蕭薄湘三人走得沒有一絲猶豫,也沒有其他人肯定她的言辭,但她並沒有覺得自己的行為有錯。
“小娃娃,你在這裏照顧你母親,你告訴我們附近哪裏有醫師,我們去幫你找醫師。”商婷走到小男孩麵前蹲下,一臉慈愛的模樣。
“二丫的爺爺是醫師。”小男孩答。
“還是你自己去找吧……”聽著小男孩這描述,商婷也知道她幫不上什麼忙,她哪裏知道二丫家在哪裏。
“無極玄皇來此地必定是隱居,隱居的人,可不好找。”蕭薄湘看見田地裏耕種的村民,正欲上前詢問時,才驚覺他們對無極玄皇一無所知。
“無極玄皇三十年前成名,如今應當是七十來歲。不過到了玄皇這個等級,容貌已經開始難以看出年齡了。”慕容子瑜道。
“我聽說他五年前曾在中州都城薊金城與中州學院S班的一名學員大戰一場,最後以失敗告終,自那以後便失蹤了。”付子平在中州學院已經待了兩年,對學院裏的一些傳聞多多少少也聽到過。
“既然是五年前,便先問問近五年搬到村莊裏的人吧。”
一圈問下來,發現五年來來到稻香村定居的不過兩人。一位看起來二十幾歲,是個年輕的小夥兒叫劉阿牛,還有是看起來六七十歲的老頭姓李。
“慕容子瑜你同付子平一同去看看那個叫劉阿牛的,我去找姓李的老頭。”蕭薄湘立刻做了決定。
“劉阿牛這名字真是取得有違我的審美。”慕容子瑜覺得光是念這個名字都覺得有些羞恥。
蕭薄湘不理會慕容子瑜的吐槽,轉身便朝著村莊深處走去。
山腳下,搭著一個破破爛爛的稻草屋,看起來極為寒酸。蕭薄湘並不急著敲稻草屋的門,繞著稻草屋轉了一圈,果然在一旁的稻草堆裏找到了曬太陽的老頭。
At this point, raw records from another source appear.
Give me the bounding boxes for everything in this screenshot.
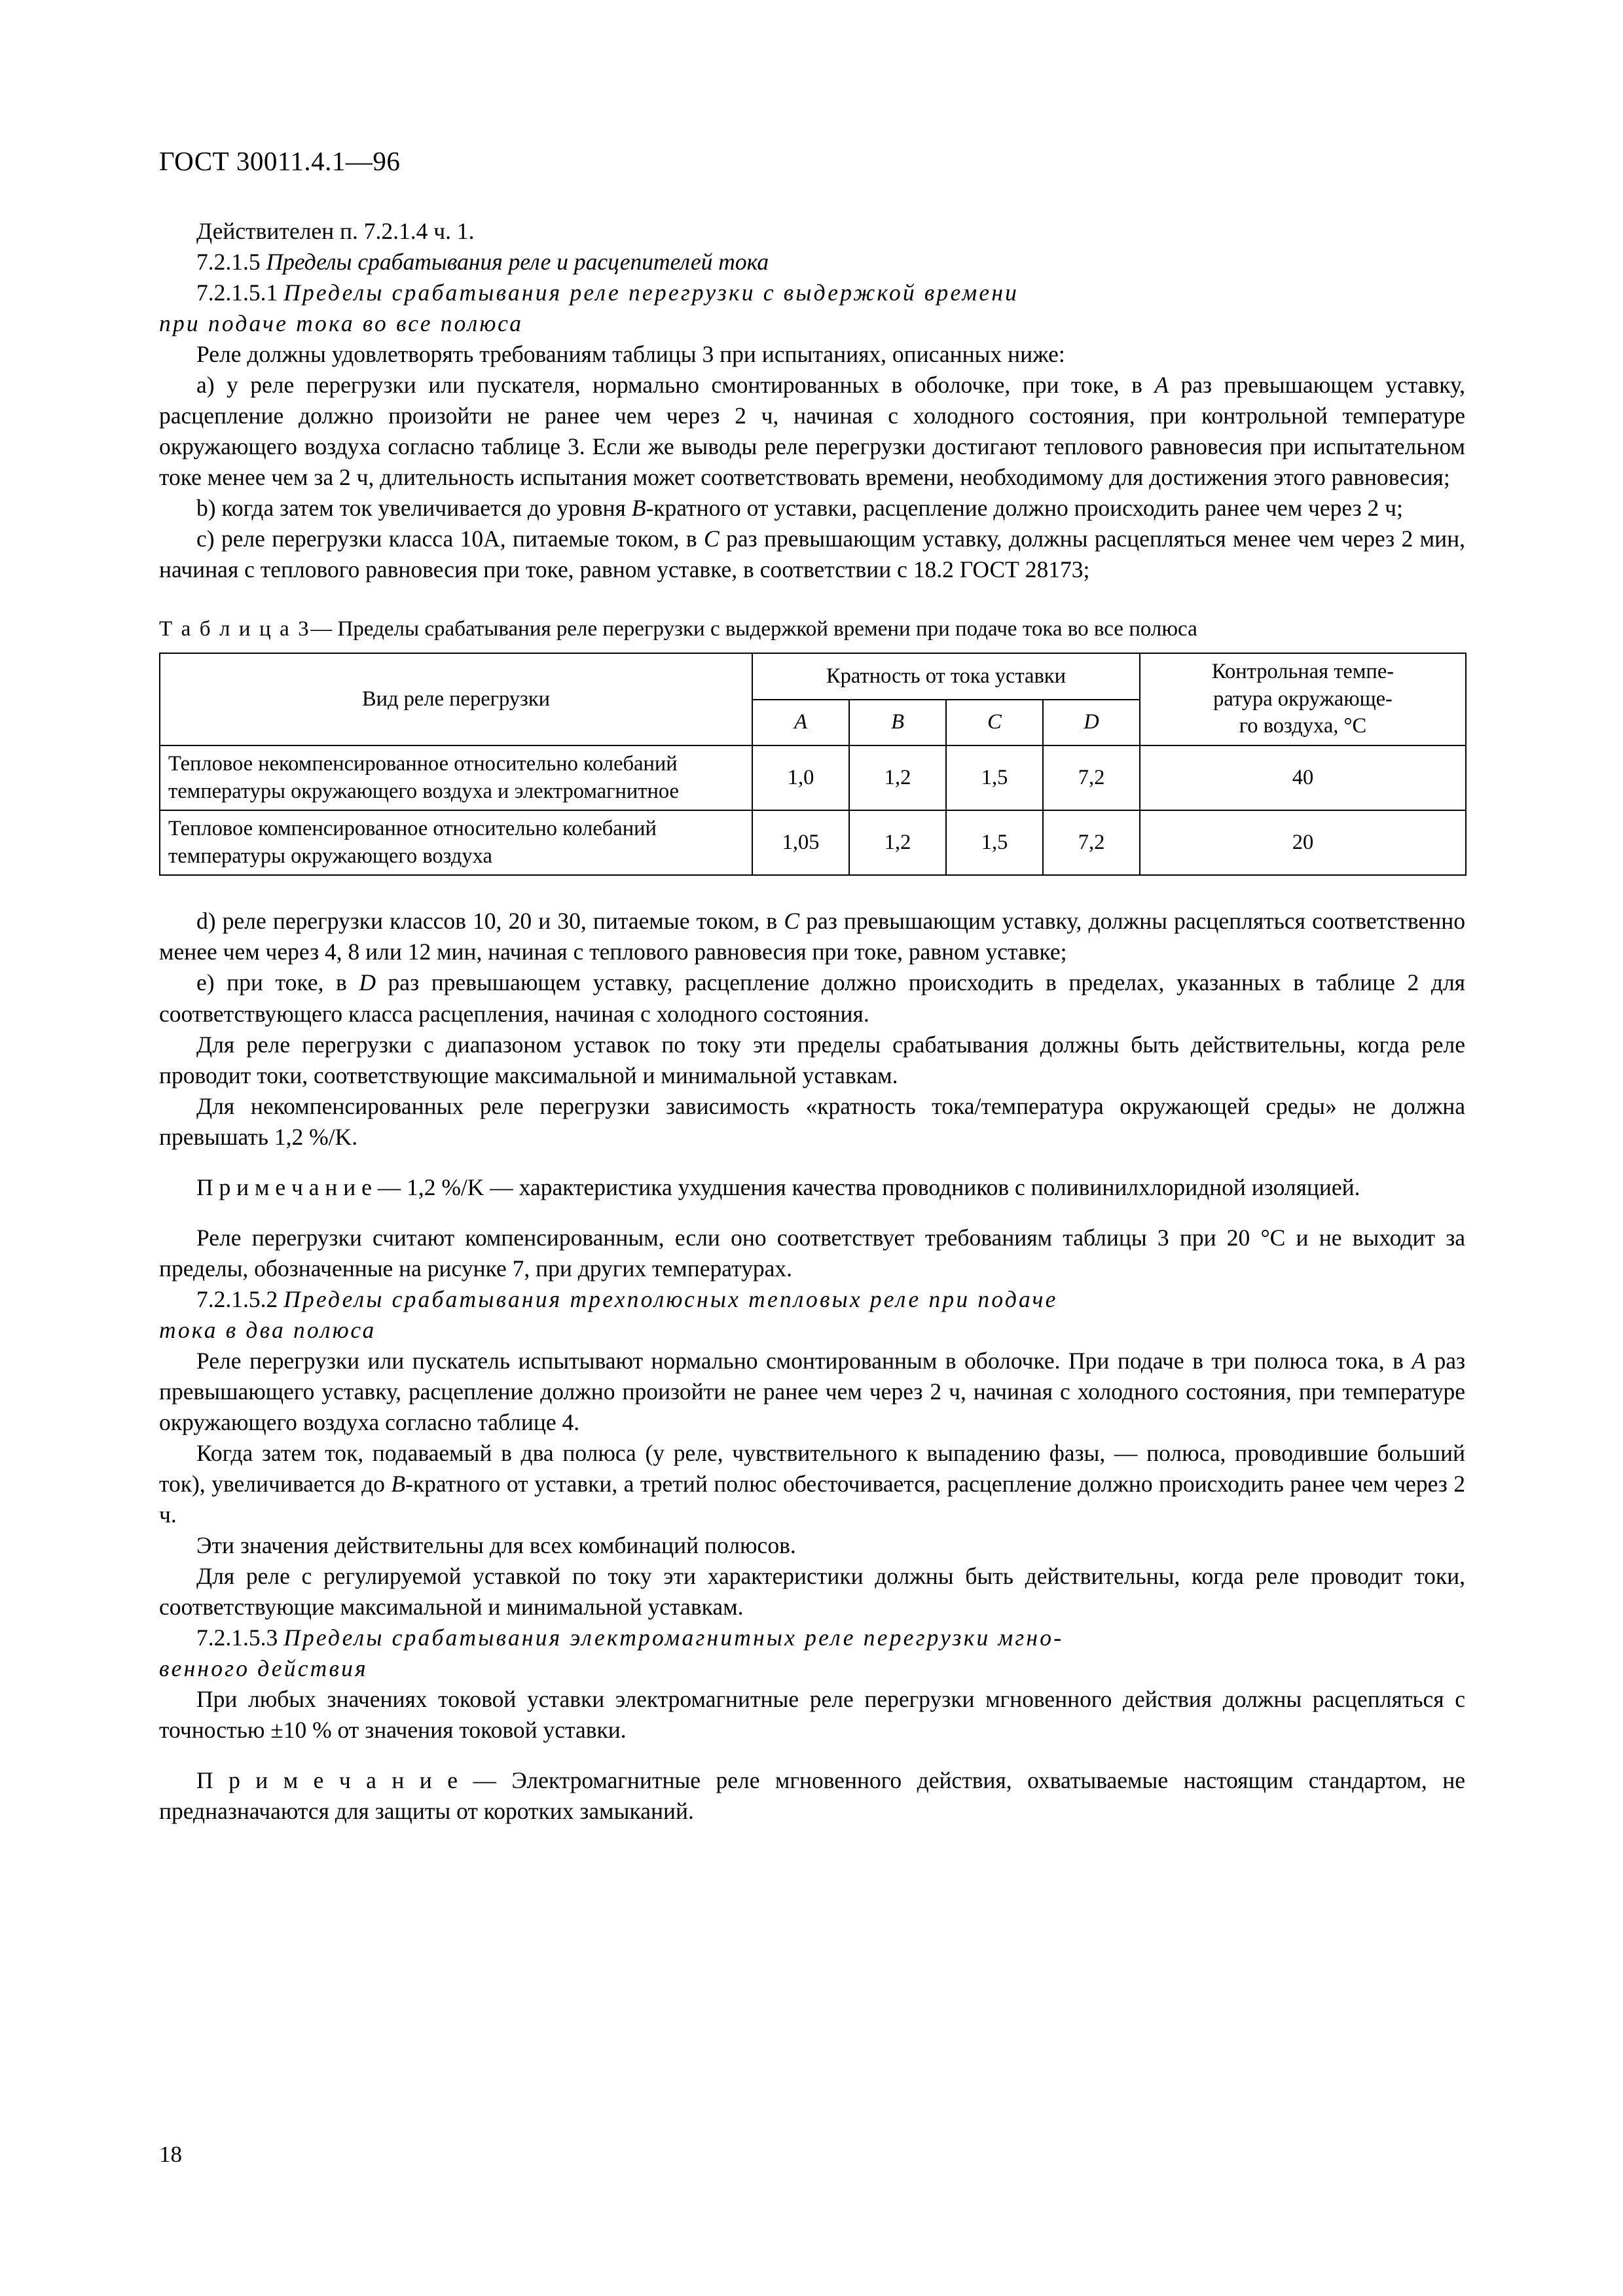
table-3-subcol-b: B bbox=[849, 700, 946, 745]
paragraph-setting-range: Для реле перегрузки с диапазоном уставок по току эти пределы срабатывания должны быть действительны, когда реле проводит токи, соответствующие максимальной и минимальной уставкам. bbox=[159, 1031, 1465, 1088]
table-3-subcol-a: A bbox=[752, 700, 849, 745]
table-3-caption-label: Т а б л и ц а 3 bbox=[159, 617, 311, 641]
list-item-e: e) при токе, в D раз превышающем уставку, расцепление должно происходить в пределах, указанных в таблице 2 для соответствующего класса расцепления, начиная с холодного состояния. bbox=[159, 969, 1465, 1027]
clause-7-2-1-5-1-heading bbox=[159, 278, 1465, 308]
table-3-col-group-multiple: Кратность от тока уставки bbox=[752, 653, 1140, 699]
table-3-row-1-c: 1,5 bbox=[946, 810, 1043, 875]
clause-7-2-1-5-1-title-line1: Пределы срабатывания реле перегрузки с выдержкой времени bbox=[283, 279, 1019, 306]
table-3-row-1-b: 1,2 bbox=[849, 810, 946, 875]
page-number: 18 bbox=[159, 2142, 182, 2167]
clause-7-2-1-5-3-title-line1: Пределы срабатывания электромагнитных реле перегрузки мгно- bbox=[283, 1624, 1064, 1651]
paragraph-7-2-1-5-2-a: Реле перегрузки или пускатель испытывают нормально смонтированным в оболочке. При подаче в три полюса тока, в A раз превышающего уставку, расцепление должно произойти не ранее чем через 2 ч, начиная с холодного состояния, при температуре окружающего воздуха согласно таблице 4. bbox=[159, 1347, 1466, 1435]
table-3-row-1-d: 7,2 bbox=[1043, 810, 1140, 875]
table-3-col-temperature-line1: Контрольная темпе- bbox=[1211, 660, 1395, 684]
clause-7-2-1-5-3-heading bbox=[159, 1623, 1465, 1653]
note-2 bbox=[159, 1765, 1465, 1827]
paragraph-7-2-1-5-2-c: Эти значения действительны для всех комбинаций полюсов. bbox=[196, 1532, 796, 1559]
table-3-col-temperature-line2: ратура окружающе- bbox=[1213, 687, 1393, 711]
clause-7-2-1-5-3-title-line2: венного действия bbox=[159, 1655, 368, 1682]
table-3-row-0-d: 7,2 bbox=[1043, 745, 1140, 810]
table-3-col-temperature-line3: го воздуха, °C bbox=[1239, 714, 1367, 738]
list-item-d: d) реле перегрузки классов 10, 20 и 30, питаемые током, в C раз превышающим уставку, должны расцепляться соответственно менее чем через 4, 8 или 12 мин, начиная с теплового равновесия при токе, равном уставке; bbox=[159, 908, 1465, 965]
list-item-a: a) у реле перегрузки или пускателя, нормально смонтированных в оболочке, при токе, в A раз превышающем уставку, расцепление должно произойти не ранее чем через 2 ч, начиная с холодного состояния, при контрольной температуре окружающего воздуха согласно таблице 3. Если же выводы реле перегрузки достигают теплового равновесия при испытательном токе менее чем за 2 ч, длительность испытания может соответствовать времени, необходимому для достижения этого равновесия; bbox=[159, 372, 1466, 491]
table-3-row-0-a: 1,0 bbox=[752, 745, 849, 810]
list-item-b: b) когда затем ток увеличивается до уровня B-кратного от уставки, расцепление должно происходить ранее чем через 2 ч; bbox=[196, 495, 1403, 522]
table-3-caption-text: — Пределы срабатывания реле перегрузки с выдержкой времени при подаче тока во все полюса bbox=[310, 617, 1197, 641]
clause-7-2-1-5-title: Пределы срабатывания реле и расцепителей тока bbox=[266, 249, 769, 276]
note-2-text: Электромагнитные реле мгновенного действия, охватываемые настоящим стандартом, не предназначаются для защиты от коротких замыканий. bbox=[159, 1767, 1465, 1825]
table-3-row-1-a: 1,05 bbox=[752, 810, 849, 875]
clause-7-2-1-5-2-title-line1: Пределы срабатывания трехполюсных тепловых реле при подаче bbox=[283, 1285, 1058, 1312]
table-3-row-1-type: Тепловое компенсированное относительно колебаний температуры окружающего воздуха bbox=[160, 810, 752, 875]
paragraph-uncompensated: Для некомпенсированных реле перегрузки зависимость «кратность тока/температура окружающей среды» не должна превышать 1,2 %/K. bbox=[159, 1092, 1465, 1150]
paragraph-7-2-1-5-2-b: Когда затем ток, подаваемый в два полюса (у реле, чувствительного к выпадению фазы, — полюса, проводившие больший ток), увеличивается до B-кратного от уставки, а третий полюс обесточивается, расцепление должно происходить ранее чем через 2 ч. bbox=[159, 1439, 1465, 1528]
clause-7-2-1-5-2-number: 7.2.1.5.2 bbox=[196, 1285, 278, 1312]
note-1 bbox=[159, 1172, 1465, 1203]
table-row bbox=[160, 745, 1466, 810]
table-3-subcol-d: D bbox=[1043, 700, 1140, 745]
table-3-row-1-temp: 20 bbox=[1140, 810, 1466, 875]
paragraph-compensated: Реле перегрузки считают компенсированным, если оно соответствует требованиям таблицы 3 при 20 °C и не выходит за пределы, обозначенные на рисунке 7, при других температурах. bbox=[159, 1224, 1465, 1282]
clause-7-2-1-5-3-number: 7.2.1.5.3 bbox=[196, 1624, 278, 1651]
table-row bbox=[160, 810, 1466, 875]
page-header-standard-code: ГОСТ 30011.4.1—96 bbox=[159, 146, 401, 176]
paragraph-relay-requirements: Реле должны удовлетворять требованиям таблицы 3 при испытаниях, описанных ниже: bbox=[196, 341, 1065, 368]
clause-7-2-1-5-number: 7.2.1.5 bbox=[196, 249, 261, 276]
list-item-c: c) реле перегрузки класса 10А, питаемые током, в C раз превышающим уставку, должны расцепляться менее чем через 2 мин, начиная с теплового равновесия при токе, равном уставке, в соответствии с 18.2 ГОСТ 28173; bbox=[159, 526, 1465, 583]
paragraph-7-2-1-5-3: При любых значениях токовой уставки электромагнитные реле перегрузки мгновенного действия должны расцепляться с точностью ±10 % от значения токовой уставки. bbox=[159, 1686, 1465, 1744]
clause-7-2-1-5-heading bbox=[159, 247, 1465, 278]
table-3-caption bbox=[159, 615, 1465, 643]
table-3-row-0-b: 1,2 bbox=[849, 745, 946, 810]
table-3 bbox=[159, 653, 1467, 876]
table-3-subcol-c: C bbox=[946, 700, 1043, 745]
table-3-col-temperature bbox=[1140, 653, 1466, 745]
clause-7-2-1-5-2-heading bbox=[159, 1284, 1465, 1315]
table-3-row-0-temp: 40 bbox=[1140, 745, 1466, 810]
note-1-text: 1,2 %/K — характеристика ухудшения качества проводников с поливинилхлоридной изоляцией. bbox=[407, 1174, 1360, 1200]
note-2-label: П р и м е ч а н и е — bbox=[196, 1767, 496, 1794]
table-3-row-0-c: 1,5 bbox=[946, 745, 1043, 810]
clause-7-2-1-5-2-title-line2: тока в два полюса bbox=[159, 1316, 376, 1343]
note-1-label: П р и м е ч а н и е — bbox=[196, 1174, 401, 1200]
table-header-row-1 bbox=[160, 653, 1466, 699]
clause-7-2-1-5-1-title-line2: при подаче тока во все полюса bbox=[159, 310, 524, 337]
paragraph-valid-clause: Действителен п. 7.2.1.4 ч. 1. bbox=[196, 218, 475, 244]
table-3-row-0-type: Тепловое некомпенсированное относительно колебаний температуры окружающего воздуха и электромагнитное bbox=[160, 745, 752, 810]
clause-7-2-1-5-1-number: 7.2.1.5.1 bbox=[196, 279, 278, 306]
table-3-col-type: Вид реле перегрузки bbox=[160, 653, 752, 745]
page-content bbox=[159, 216, 1465, 1827]
paragraph-7-2-1-5-2-d: Для реле с регулируемой уставкой по току эти характеристики должны быть действительны, когда реле проводит токи, соответствующие максимальной и минимальной уставкам. bbox=[159, 1563, 1465, 1621]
蕭薄湘走過去,擋住了太陽,在老頭的身上投下一片陰影。
老頭睜開眼來,“哪裏來的小姑娘,幹嘛擋了我的太陽。”
“老人家是幾時搬來稻香村的?”蕭薄湘蹲下身子,陽光便又重新投在了老頭的身上。
“三年前。”老頭慢吞吞地回答著蕭薄湘的問題,聲音聽來有點疲累。
“老人家是從哪裏來的,怎麼會在這地方住下?”蕭薄湘繼續問。
“你問這個幹什麼,快走開,別打擾我曬太陽!”老頭不耐煩地揮揮手,顯然不樂意回答蕭薄湘這個問題了。
“老人家今年多大了?看起來身體不太好的樣子。”蕭薄湘並不在意老頭的趕人行徑,方才的問題他不願意回答,便換個問題。
“人老了,身體能好嗎。”老頭道。
“老人家一人住在這山腳下,也沒有親近的人,一個人寂寞慣了,心情難好,身體自然也好不起來。”
“這輩子也就這樣了,還不如早點死了輕鬆自在。”
老頭不為蕭薄湘的話所動,蕭薄湘不走,他便吃力地從稻草堆中起身,朝著自己的稻草屋步履蹣跚地走去。
“世上人人追求長生,更有玄帝長生的說法。活著總比死了後,活著凡事都會有希望。老人家什麼也不做,如今隻是在這裏等死,自然不會覺得快樂。”
蕭薄湘跟在老頭的身後,聲音涼薄。老頭的生死與她無關,她在意的是,這老頭是無極玄皇的可能性有多大。